Tukdam: a matter of life and death
In the West, death is considered to be something definitive. But an extraordinary Tibetan phenomenon shows that the boundary between life and death is sometimes not so clear at all.
In what Tibetans call tukdam, Buddhists die in a controlled way in meditation. And although they've been declared clinically dead, they often stay upright in a meditation position. Their bodies show no signs of decay for days and sometimes weeks. From the Tibetan Buddhist point of view, the person has not died yet, consciousness is still present and protects the body from decomposition.
This feature documentary explores a phenomenon that is blurring life and death to an unprecedented degree. In what Tibetan Buddhists call “tukdam,” advanced meditators die in a consciously controlled way.
Although they are dead by our biomedical standards, they often remain upright in meditation; remarkably, their bodies remain fresh and lifelike for days, sometimes weeks after clinical death, with no signs of decay. After groundbreaking scientific research into tukdam and taking us into the intimate death stories of Tibetan meditators, the film juxtaposes scientific and Tibetan perspectives in an attempt to unravel the mystery of “tukdam”.

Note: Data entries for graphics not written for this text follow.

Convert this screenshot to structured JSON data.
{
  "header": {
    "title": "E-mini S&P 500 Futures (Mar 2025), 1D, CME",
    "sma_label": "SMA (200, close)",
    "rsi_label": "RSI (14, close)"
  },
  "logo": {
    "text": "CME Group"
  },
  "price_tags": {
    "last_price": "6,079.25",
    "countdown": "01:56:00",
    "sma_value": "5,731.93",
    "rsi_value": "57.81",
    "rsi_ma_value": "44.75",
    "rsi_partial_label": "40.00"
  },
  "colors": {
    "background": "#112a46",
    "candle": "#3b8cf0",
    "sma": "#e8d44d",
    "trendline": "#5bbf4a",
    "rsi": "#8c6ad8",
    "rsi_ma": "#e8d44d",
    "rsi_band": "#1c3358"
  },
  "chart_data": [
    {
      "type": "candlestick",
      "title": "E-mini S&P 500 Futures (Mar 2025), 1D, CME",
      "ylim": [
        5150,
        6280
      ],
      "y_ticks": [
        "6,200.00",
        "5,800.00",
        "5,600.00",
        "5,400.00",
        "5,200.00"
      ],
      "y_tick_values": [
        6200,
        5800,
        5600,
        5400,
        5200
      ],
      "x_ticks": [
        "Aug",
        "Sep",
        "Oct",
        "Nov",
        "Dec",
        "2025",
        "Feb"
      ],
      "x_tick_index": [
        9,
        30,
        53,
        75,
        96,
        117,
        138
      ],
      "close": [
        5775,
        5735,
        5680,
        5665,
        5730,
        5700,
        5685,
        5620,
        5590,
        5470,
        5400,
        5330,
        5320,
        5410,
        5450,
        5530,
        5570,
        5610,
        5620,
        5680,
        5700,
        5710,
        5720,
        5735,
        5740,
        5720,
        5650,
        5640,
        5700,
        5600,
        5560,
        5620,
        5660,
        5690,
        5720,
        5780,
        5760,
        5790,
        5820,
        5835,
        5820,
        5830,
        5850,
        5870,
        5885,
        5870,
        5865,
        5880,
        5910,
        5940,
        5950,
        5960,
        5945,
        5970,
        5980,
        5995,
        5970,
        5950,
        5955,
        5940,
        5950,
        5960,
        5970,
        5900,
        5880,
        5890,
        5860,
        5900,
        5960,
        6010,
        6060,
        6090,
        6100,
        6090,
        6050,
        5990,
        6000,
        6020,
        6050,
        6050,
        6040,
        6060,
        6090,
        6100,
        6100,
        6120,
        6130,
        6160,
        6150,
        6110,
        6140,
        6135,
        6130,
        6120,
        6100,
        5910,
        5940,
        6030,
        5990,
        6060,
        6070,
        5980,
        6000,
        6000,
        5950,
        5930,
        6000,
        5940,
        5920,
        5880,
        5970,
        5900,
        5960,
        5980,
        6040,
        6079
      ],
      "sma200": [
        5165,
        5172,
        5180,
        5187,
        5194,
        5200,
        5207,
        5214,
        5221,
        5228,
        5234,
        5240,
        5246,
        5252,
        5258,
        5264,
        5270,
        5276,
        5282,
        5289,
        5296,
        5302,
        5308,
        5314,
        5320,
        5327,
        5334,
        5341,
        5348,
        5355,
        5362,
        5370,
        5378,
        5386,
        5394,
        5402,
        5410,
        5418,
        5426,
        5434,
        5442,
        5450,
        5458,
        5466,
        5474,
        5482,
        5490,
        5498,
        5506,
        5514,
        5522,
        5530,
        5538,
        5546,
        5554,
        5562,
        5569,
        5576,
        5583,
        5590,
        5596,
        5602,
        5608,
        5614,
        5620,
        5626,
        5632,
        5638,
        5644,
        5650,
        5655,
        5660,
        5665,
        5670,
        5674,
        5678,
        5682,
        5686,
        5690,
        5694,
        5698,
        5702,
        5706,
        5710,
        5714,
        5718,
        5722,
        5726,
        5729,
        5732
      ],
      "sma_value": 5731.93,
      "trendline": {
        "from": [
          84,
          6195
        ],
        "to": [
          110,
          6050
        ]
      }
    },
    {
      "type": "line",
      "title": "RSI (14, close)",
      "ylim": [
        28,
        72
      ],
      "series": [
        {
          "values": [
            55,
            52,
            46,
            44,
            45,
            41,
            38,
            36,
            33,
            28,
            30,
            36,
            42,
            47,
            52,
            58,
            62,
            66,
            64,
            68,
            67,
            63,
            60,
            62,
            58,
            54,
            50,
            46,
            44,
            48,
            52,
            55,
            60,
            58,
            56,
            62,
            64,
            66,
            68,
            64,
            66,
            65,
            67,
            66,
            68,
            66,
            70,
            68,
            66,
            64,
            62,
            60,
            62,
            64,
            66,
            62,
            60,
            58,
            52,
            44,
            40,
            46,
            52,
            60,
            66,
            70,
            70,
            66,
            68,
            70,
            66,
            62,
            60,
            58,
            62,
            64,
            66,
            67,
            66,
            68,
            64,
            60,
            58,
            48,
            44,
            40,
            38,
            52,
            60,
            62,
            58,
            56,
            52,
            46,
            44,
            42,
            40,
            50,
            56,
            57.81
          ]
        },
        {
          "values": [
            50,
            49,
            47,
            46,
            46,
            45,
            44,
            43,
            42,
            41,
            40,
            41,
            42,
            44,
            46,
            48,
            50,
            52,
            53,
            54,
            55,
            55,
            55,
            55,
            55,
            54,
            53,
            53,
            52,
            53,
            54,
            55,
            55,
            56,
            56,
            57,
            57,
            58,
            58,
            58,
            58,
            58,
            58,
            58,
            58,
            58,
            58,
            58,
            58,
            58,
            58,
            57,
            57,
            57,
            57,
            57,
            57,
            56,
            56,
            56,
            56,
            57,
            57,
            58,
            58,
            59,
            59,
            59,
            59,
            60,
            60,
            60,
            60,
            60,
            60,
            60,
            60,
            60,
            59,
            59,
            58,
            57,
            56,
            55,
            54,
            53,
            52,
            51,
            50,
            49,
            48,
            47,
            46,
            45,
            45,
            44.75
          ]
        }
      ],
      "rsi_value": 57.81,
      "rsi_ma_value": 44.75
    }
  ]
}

For now, science is puzzled: the Ibodies of some Buddhist monks do not appear to perish after their death. They just stay upright, like they're taking a nap. According to the eminent American neurosurgeon Richard Davidson they are probably in “the most rudimentary form of consciousness that still occurs after the moment someone is considered dead according to the current Western definition”. And this, in turn, would raise elementary questions about the human mind and brain.
A small group of scientists is going to take tukdam through the scientific mill.
They start collecting data from Buddhists who have fully internalized meditation, delve into their way of life and further investigate the lifeless bodies of monks in tukdam. Based on, among other things, their heart rate, respiration, body heat, brain activity, decomposition and skin flexibility, it can be empirically determined that they have indeed postponed the usual post-mortem process?